Now, just 12 months on, the owner is battling to keep the club afloat, salvaging what is left of his own reputation and the £150million he is thought to have invested in Villa over the past two years.
Less than two weeks since they were dreaming of a return to the Premier League, supporters are now facing up to the biggest crisis ever to engulf their proud club.
Xia and his board spent Wednesday desperately trying to find the £2million needed to stave off the immediate threat of a winding-up order from HMRC.
Yet even if that money is found, it would merely be a temporary barrier against the flood of financial woe now threatening Villa.
The club are facing a cash crisis, with Xia struggling to move money out of mainland China due to rules, enforced last year, clamping down on overseas spending.
It is understood the owner had been unable to effectively finance Villa for the past three months, before last Friday’s missed tax payment finally tipped things over the edge.
Prior to that, every option in the book had been exhausted to keep the wolves from the door.
In February, Villa cashed in early on payments due this summer and next on the transfers of Carlos Sanchez and Jordan Amavi.
Money from 17,000 early bird season ticket sales was spent as soon as it came in, while it is believed the club have already borrowed against parachute payments they were due to receive next season, their third in the Championship.
In addition, money has been borrowed against a series of properties owned by the club.
Yet eventually, inevitably, the cashflow dried up. Even if Xia is able to find a way round the current issues with HMRC, it does not solve the bigger problem.
How, tens of thousands of fans are asking, has it come to this?
The answer is simple: Villa – or more precisely Xia – bet the house and more on winning promotion to the Premier League last season. Once they had failed, the owner had no Plan B.
Privately, those inside Villa Park have been voicing concerns for several weeks.
Budget forecasts requested months ago were not forthcoming, while in a meeting of the club’s hierarchy prior to last month’s play-off semi-final against Middlesbrough, Xia sat silent when the scenario of another year in the Championship was spelled out.
Tensions between Xia and chief executive Keith Wyness, which had been mounting for weeks, finally boiled over this week after the CEO recommended the club be placed into administration.

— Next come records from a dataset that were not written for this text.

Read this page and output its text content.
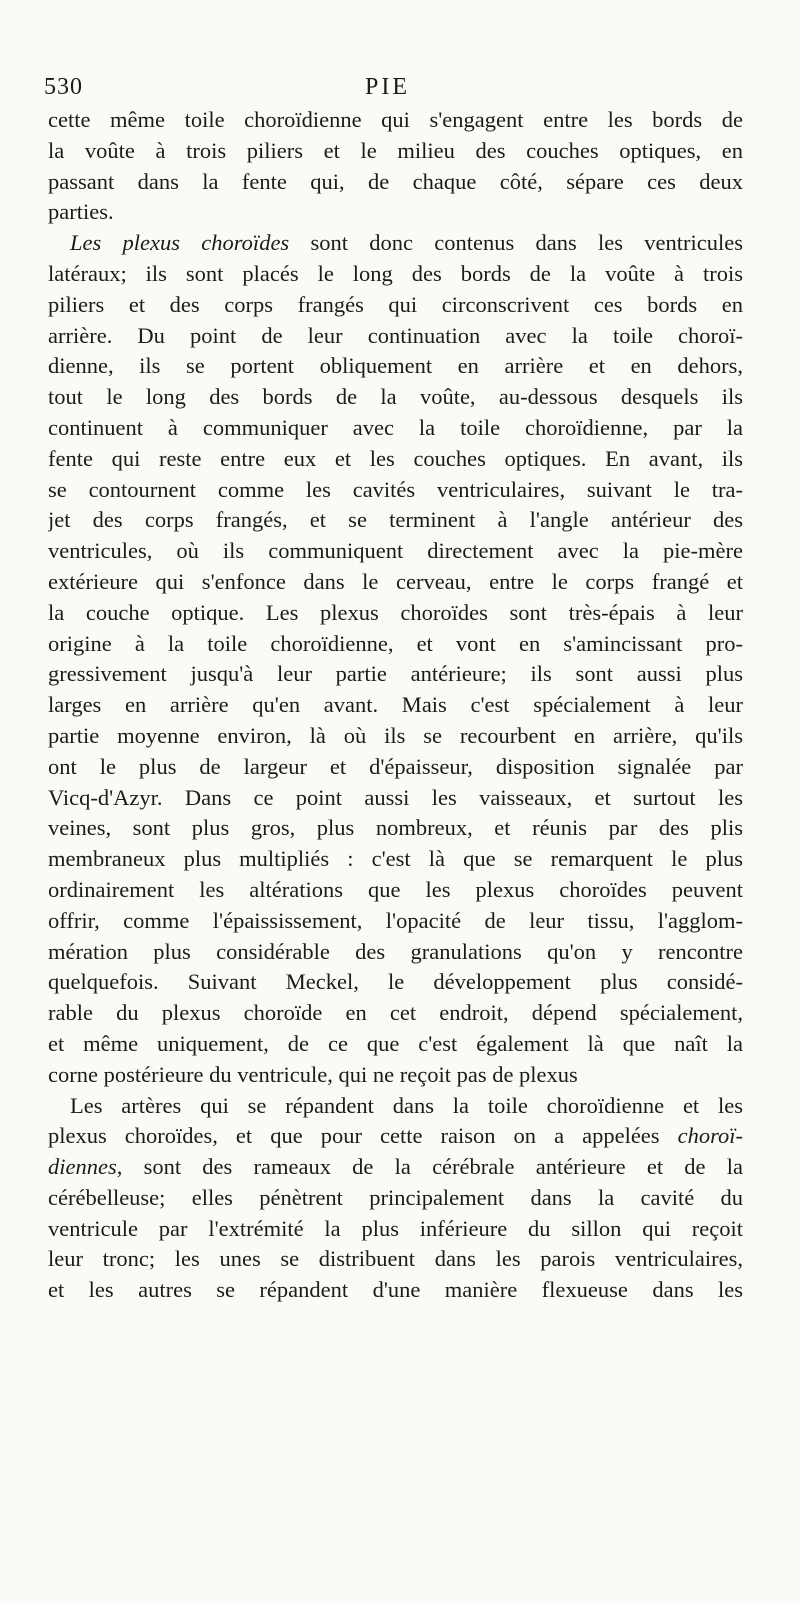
530	PIE
cette même toile choroïdienne qui s'engagent entre les bords de
la voûte à trois piliers et le milieu des couches optiques, en
passant dans la fente qui, de chaque côté, sépare ces deux
parties.
Les plexus choroïdes sont donc contenus dans les ventricules
latéraux; ils sont placés le long des bords de la voûte à trois
piliers et des corps frangés qui circonscrivent ces bords en
arrière. Du point de leur continuation avec la toile choroï-
dienne, ils se portent obliquement en arrière et en dehors,
tout le long des bords de la voûte, au-dessous desquels ils
continuent à communiquer avec la toile choroïdienne, par la
fente qui reste entre eux et les couches optiques. En avant, ils
se contournent comme les cavités ventriculaires, suivant le tra-
jet des corps frangés, et se terminent à l'angle antérieur des
ventricules, où ils communiquent directement avec la pie-mère
extérieure qui s'enfonce dans le cerveau, entre le corps frangé et
la couche optique. Les plexus choroïdes sont très-épais à leur
origine à la toile choroïdienne, et vont en s'amincissant pro-
gressivement jusqu'à leur partie antérieure; ils sont aussi plus
larges en arrière qu'en avant. Mais c'est spécialement à leur
partie moyenne environ, là où ils se recourbent en arrière, qu'ils
ont le plus de largeur et d'épaisseur, disposition signalée par
Vicq-d'Azyr. Dans ce point aussi les vaisseaux, et surtout les
veines, sont plus gros, plus nombreux, et réunis par des plis
membraneux plus multipliés : c'est là que se remarquent le plus
ordinairement les altérations que les plexus choroïdes peuvent
offrir, comme l'épaississement, l'opacité de leur tissu, l'agglom-
mération plus considérable des granulations qu'on y rencontre
quelquefois. Suivant Meckel, le développement plus considé-
rable du plexus choroïde en cet endroit, dépend spécialement,
et même uniquement, de ce que c'est également là que naît la
corne postérieure du ventricule, qui ne reçoit pas de plexus
Les artères qui se répandent dans la toile choroïdienne et les
plexus choroïdes, et que pour cette raison on a appelées choroï-
diennes, sont des rameaux de la cérébrale antérieure et de la
cérébelleuse; elles pénètrent principalement dans la cavité du
ventricule par l'extrémité la plus inférieure du sillon qui reçoit
leur tronc; les unes se distribuent dans les parois ventriculaires,
et les autres se répandent d'une manière flexueuse dans les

That remains a very real possibility, even though Xia is fighting to prevent it. Any measure taken now, however, would only be buying time.
A sale is perhaps the most likely scenario, though Xia – eager to recoup the £76.2million he paid Randy Lerner two years ago – will have to seriously lower his asking price.
Villa are currently leading a hand-to-mouth existence, certainly not the scenario envisioned by the owner when he first walked through the doors and promised to restore the club to the European elite.
Since then, Xia has not been shy to take on his critics, using Twitter to slap down journalists, rival supporters and even other clubs. Wyness, in truth, behaved similarly.
There has been a definite sense, since news of Villa’s trouble with HMRC broke on Tuesday, of chickens coming home to roost. Sympathy for Xia is thin on the ground and – considering all the evidence – neither is he deserving of it.
Instead it should be given for supporters, who must now begin to be ponder the unthinkable.
Most of all, sympathy should be saved for the many hard-working staff, who are rarely if ever seen but who make Villa the great club it is, who now stand on the threshold of an uncertain future, due to the actions of those who have brought a famous club to the edge of the abyss.